Simplicity Audit: This design avoids complex event-streaming or specialized graph databases. It relies on proven relational storage for consistency and in-memory stores for performance.
Architecture Decision Rationale:
Why this architecture?: Separating the "Fast Path" (Quota/Auth) from the "Standard Path" (Metadata/Prefs) ensures that slow DB queries never block the LLM inference pipeline.
Functional Satisfaction: Covers the full lifecycle from login (Sessions) to usage (Quota) to customization (Prefs).
Non-functional Satisfaction: High availability via DB replication and low latency via Redis.

High Level Architecture

Sub-system Deep Dive

Service

Topology & Scaling: The Profile Service is a stateless Golang/Rust service deployed in Kubernetes, scaled horizontally based on CPU/Request count.
API Spec:
GET /v1/user/profile: Fetches basic info + preferences.
POST /v1/user/preferences: Updates UI/Model settings.
POST /v1/internal/quota/consume: Atomic decrement of tokens.
DELETE /v1/sessions/:id: Revokes a specific device session.

Storage

Data Model:
Users table: user_id (PK), email, password_hash, tier_id, created_at.
Preferences table: user_id (FK), key, value (JSONB).
Sessions table: session_id, user_id, device_info, last_active.
Database Logic: PostgreSQL with horizontal sharding by user_id.
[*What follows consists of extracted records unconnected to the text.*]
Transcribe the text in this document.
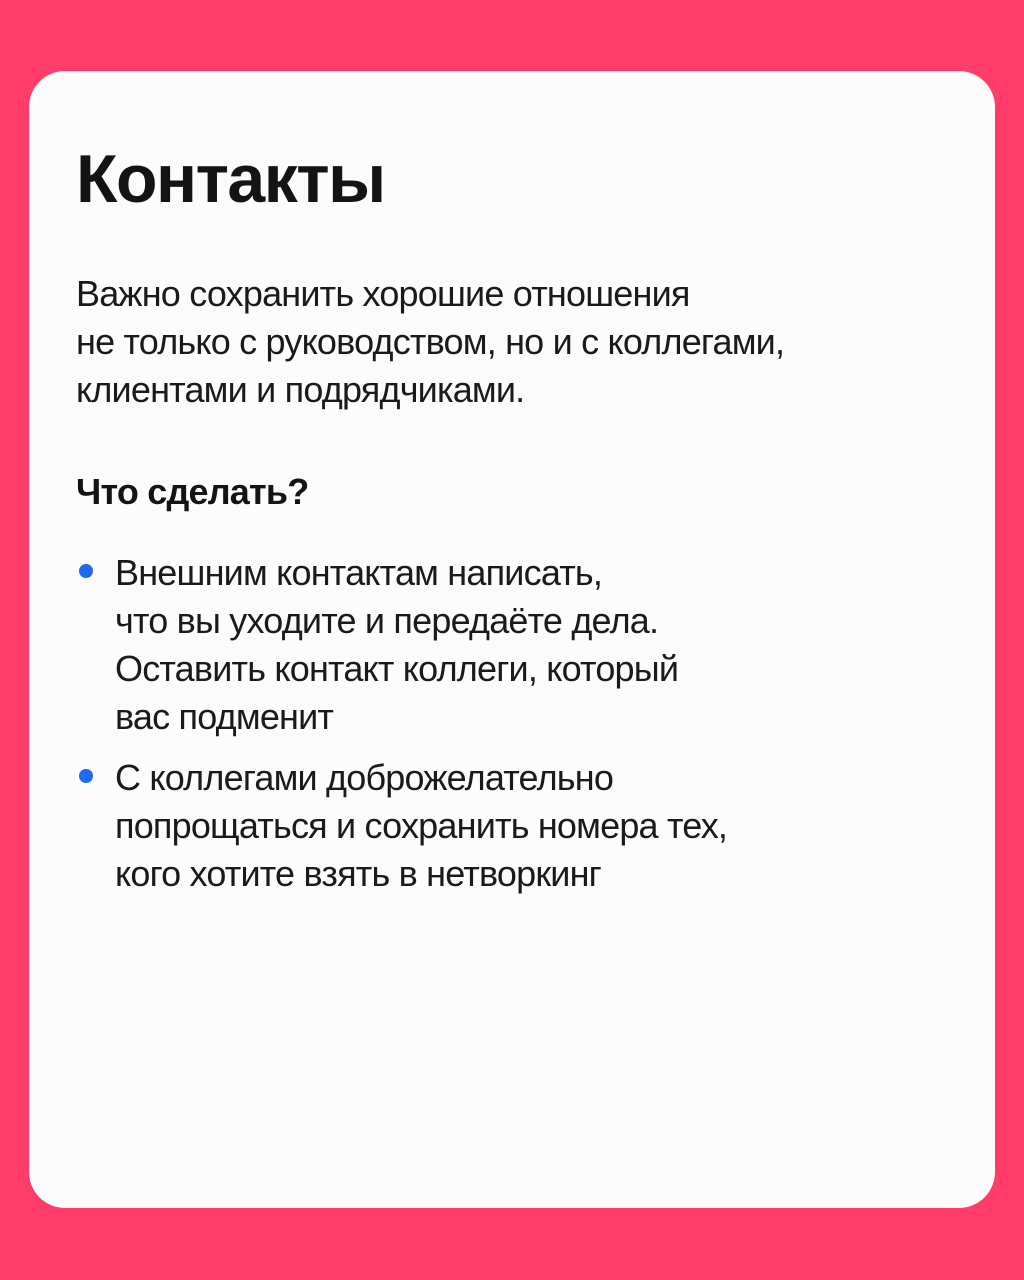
Контакты

Важно сохранить хорошие отношения
не только с руководством, но и с коллегами,
клиентами и подрядчиками.

Что сделать?
Внешним контактам написать,
что вы уходите и передаёте дела.
Оставить контакт коллеги, который
вас подменит
С коллегами доброжелательно
попрощаться и сохранить номера тех,
кого хотите взять в нетворкинг
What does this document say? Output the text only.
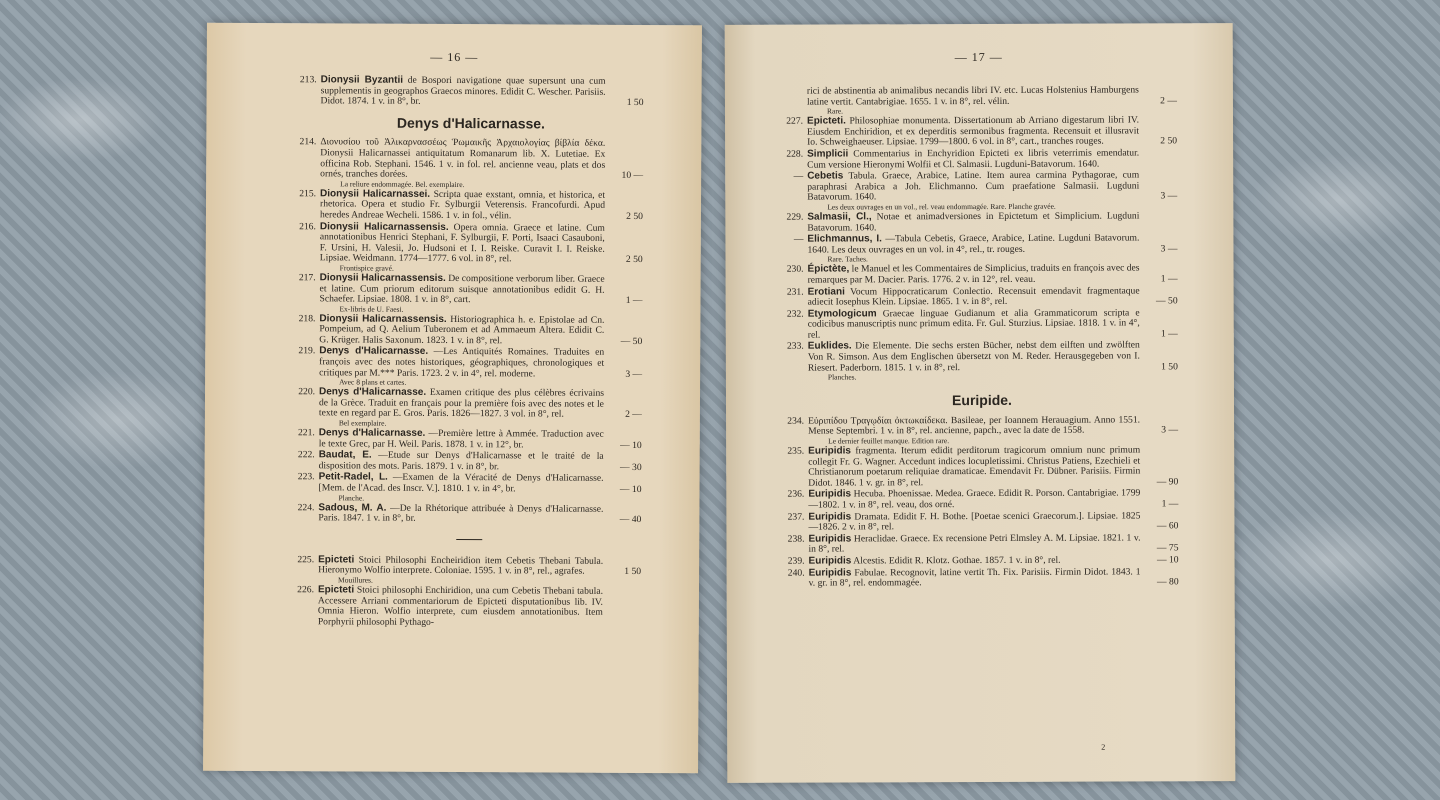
— 16 —
213. Dionysii Byzantii de Bospori navigatione quae supersunt una cum supplementis in geographos Graecos minores. Edidit C. Wescher. Parisiis. Didot. 1874. 1 v. in 8°, br.	1 50
Denys d'Halicarnasse.
214. Διονυσίου τοῦ Ἁλικαρνασσέως Ῥωμαικῆς Ἀρχαιολογίας βίβλία δέκα. Dionysii Halicarnassei antiquitatum Romanarum lib. X. Lutetiae. Ex officina Rob. Stephani. 1546. 1 v. in fol. rel. ancienne veau, plats et dos ornés, tranches dorées.	10 —
La reliure endommagée. Bel. exemplaire.
215. Dionysii Halicarnassei. Scripta quae exstant, omnia, et historica, et rhetorica. Opera et studio Fr. Sylburgii Veterensis. Francofurdi. Apud heredes Andreae Wecheli. 1586. 1 v. in fol., vélin.	2 50
216. Dionysii Halicarnassensis. Opera omnia. Graece et latine. Cum annotationibus Henrici Stephani, F. Sylburgii, F. Porti, Isaaci Casauboni, F. Ursini, H. Valesii, Jo. Hudsoni et I. I. Reiske. Curavit I. I. Reiske. Lipsiae. Weidmann. 1774—1777. 6 vol. in 8°, rel.	2 50
Frontispice gravé.
217. Dionysii Halicarnassensis. De compositione verborum liber. Graece et latine. Cum priorum editorum suisque annotationibus edidit G. H. Schaefer. Lipsiae. 1808. 1 v. in 8°, cart.	1 —
Ex-libris de U. Faesi.
218. Dionysii Halicarnassensis. Historiographica h. e. Epistolae ad Cn. Pompeium, ad Q. Aelium Tuberonem et ad Ammaeum Altera. Edidit C. G. Krüger. Halis Saxonum. 1823. 1 v. in 8°, rel.	— 50
219. Denys d'Halicarnasse. —Les Antiquités Romaines. Traduites en françois avec des notes historiques, géographiques, chronologiques et critiques par M.*** Paris. 1723. 2 v. in 4°, rel. moderne.	3 —
Avec 8 plans et cartes.
220. Denys d'Halicarnasse. Examen critique des plus célèbres écrivains de la Grèce. Traduit en français pour la première fois avec des notes et le texte en regard par E. Gros. Paris. 1826—1827. 3 vol. in 8°, rel.	2 —
Bel exemplaire.
221. Denys d'Halicarnasse. —Première lettre à Ammée. Traduction avec le texte Grec, par H. Weil. Paris. 1878. 1 v. in 12°, br.	— 10
222. Baudat, E. —Etude sur Denys d'Halicarnasse et le traité de la disposition des mots. Paris. 1879. 1 v. in 8°, br.	— 30
223. Petit-Radel, L. —Examen de la Véracité de Denys d'Halicarnasse. [Mem. de l'Acad. des Inscr. V.]. 1810. 1 v. in 4°, br.	— 10
Planche.
224. Sadous, M. A. —De la Rhétorique attribuée à Denys d'Halicarnasse. Paris. 1847. 1 v. in 8°, br.	— 40
225. Epicteti Stoici Philosophi Encheiridion item Cebetis Thebani Tabula. Hieronymo Wolfio interprete. Coloniae. 1595. 1 v. in 8°, rel., agrafes.	1 50
Mouillures.
226. Epicteti Stoici philosophi Enchiridion, una cum Cebetis Thebani tabula. Accessere Arriani commentariorum de Epicteti disputationibus lib. IV. Omnia Hieron. Wolfio interprete, cum eiusdem annotationibus. Item Porphyrii philosophi Pythago-
— 17 —
rici de abstinentia ab animalibus necandis libri IV. etc. Lucas Holstenius Hamburgens latine vertit. Cantabrigiae. 1655. 1 v. in 8°, rel. vélin.	2 —
Rare.
227. Epicteti. Philosophiae monumenta. Dissertationum ab Arriano digestarum libri IV. Eiusdem Enchiridion, et ex deperditis sermonibus fragmenta. Recensuit et illusravit Io. Schweighaeuser. Lipsiae. 1799—1800. 6 vol. in 8°, cart., tranches rouges.	2 50
228. Simplicii Commentarius in Enchyridion Epicteti ex libris veterrimis emendatur. Cum versione Hieronymi Wolfii et Cl. Salmasii. Lugduni-Batavorum. 1640.
— Cebetis Tabula. Graece, Arabice, Latine. Item aurea carmina Pythagorae, cum paraphrasi Arabica a Joh. Elichmanno. Cum praefatione Salmasii. Lugduni Batavorum. 1640.	3 —
Les deux ouvrages en un vol., rel. veau endommagée. Rare. Planche gravée.
229. Salmasii, Cl., Notae et animadversiones in Epictetum et Simplicium. Lugduni Batavorum. 1640.
— Elichmannus, I. —Tabula Cebetis, Graece, Arabice, Latine. Lugduni Batavorum. 1640. Les deux ouvrages en un vol. in 4°, rel., tr. rouges.	3 —
Rare. Taches.
230. Épictète, le Manuel et les Commentaires de Simplicius, traduits en françois avec des remarques par M. Dacier. Paris. 1776. 2 v. in 12°, rel. veau.	1 —
231. Erotiani Vocum Hippocraticarum Conlectio. Recensuit emendavit fragmentaque adiecit Iosephus Klein. Lipsiae. 1865. 1 v. in 8°, rel.	— 50
232. Etymologicum Graecae linguae Gudianum et alia Grammaticorum scripta e codicibus manuscriptis nunc primum edita. Fr. Gul. Sturzius. Lipsiae. 1818. 1 v. in 4°, rel.	1 —
233. Euklides. Die Elemente. Die sechs ersten Bücher, nebst dem eilften und zwölften Von R. Simson. Aus dem Englischen übersetzt von M. Reder. Herausgegeben von I. Riesert. Paderborn. 1815. 1 v. in 8°, rel.	1 50
Planches.
Euripide.
234. Εὐριπίδου Τραγῳδίαι ὀκτωκαίδεκα. Basileae, per Ioannem Herauagium. Anno 1551. Mense Septembri. 1 v. in 8°, rel. ancienne, papch., avec la date de 1558.	3 —
Le dernier feuillet manque. Edition rare.
235. Euripidis fragmenta. Iterum edidit perditorum tragicorum omnium nunc primum collegit Fr. G. Wagner. Accedunt indices locupletissimi. Christus Patiens, Ezechieli et Christianorum poetarum reliquiae dramaticae. Emendavit Fr. Dübner. Parisiis. Firmin Didot. 1846. 1 v. gr. in 8°, rel.	— 90
236. Euripidis Hecuba. Phoenissae. Medea. Graece. Edidit R. Porson. Cantabrigiae. 1799—1802. 1 v. in 8°, rel. veau, dos orné.	1 —
237. Euripidis Dramata. Edidit F. H. Bothe. [Poetae scenici Graecorum.]. Lipsiae. 1825—1826. 2 v. in 8°, rel.	— 60
238. Euripidis Heraclidae. Graece. Ex recensione Petri Elmsley A. M. Lipsiae. 1821. 1 v. in 8°, rel.	— 75
239. Euripidis Alcestis. Edidit R. Klotz. Gothae. 1857. 1 v. in 8°, rel.	— 10
240. Euripidis Fabulae. Recognovit, latine vertit Th. Fix. Parisiis. Firmin Didot. 1843. 1 v. gr. in 8°, rel. endommagée.	— 80
2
JSONB is used for preferences to allow flexibility in UI features without schema migrations.

Cache

Data Structures:
Quota: Redis Strings with INCRBY (Token Bucket). Key: quota:{user_id}:{period}.
Sessions: Redis Sets. Key: sessions:{user_id} containing a list of valid session_ids.
Profile Cache: Redis Hash. Key: user:{user_id} with TTL of 1 hour.
Eviction: Least Recently Used (LRU) for profile cache; Quotas have TTLs matching their period (e.g., 1 minute or 1 month).
Wrap Up

Advanced Topics

Monitoring:
Prometheus metrics for cache_hit_ratio and db_connection_pool saturation.
Tracing (OpenTelemetry) for profile fetch latency.
Trade-offs: We choose Availability over Consistency (AP) for preferences (it's okay if a theme change takes 1s to propagate), but Consistency over Availability (CP) for Quotas using Redis-Raft or synchronous DB writes for billing.
Bottlenecks: Redis becomes a single point of failure. Optimization: Use Redis Cluster with Sentinel for high availability and failover.
Failure Handling: If Redis is down, the system falls back to the PostgreSQL DB for quota checks (Degraded mode: Higher latency but functional).
Alternatives: Could use DynamoDB instead of Postgres + Redis to reduce operational overhead, but Postgres provides better complex querying for account management.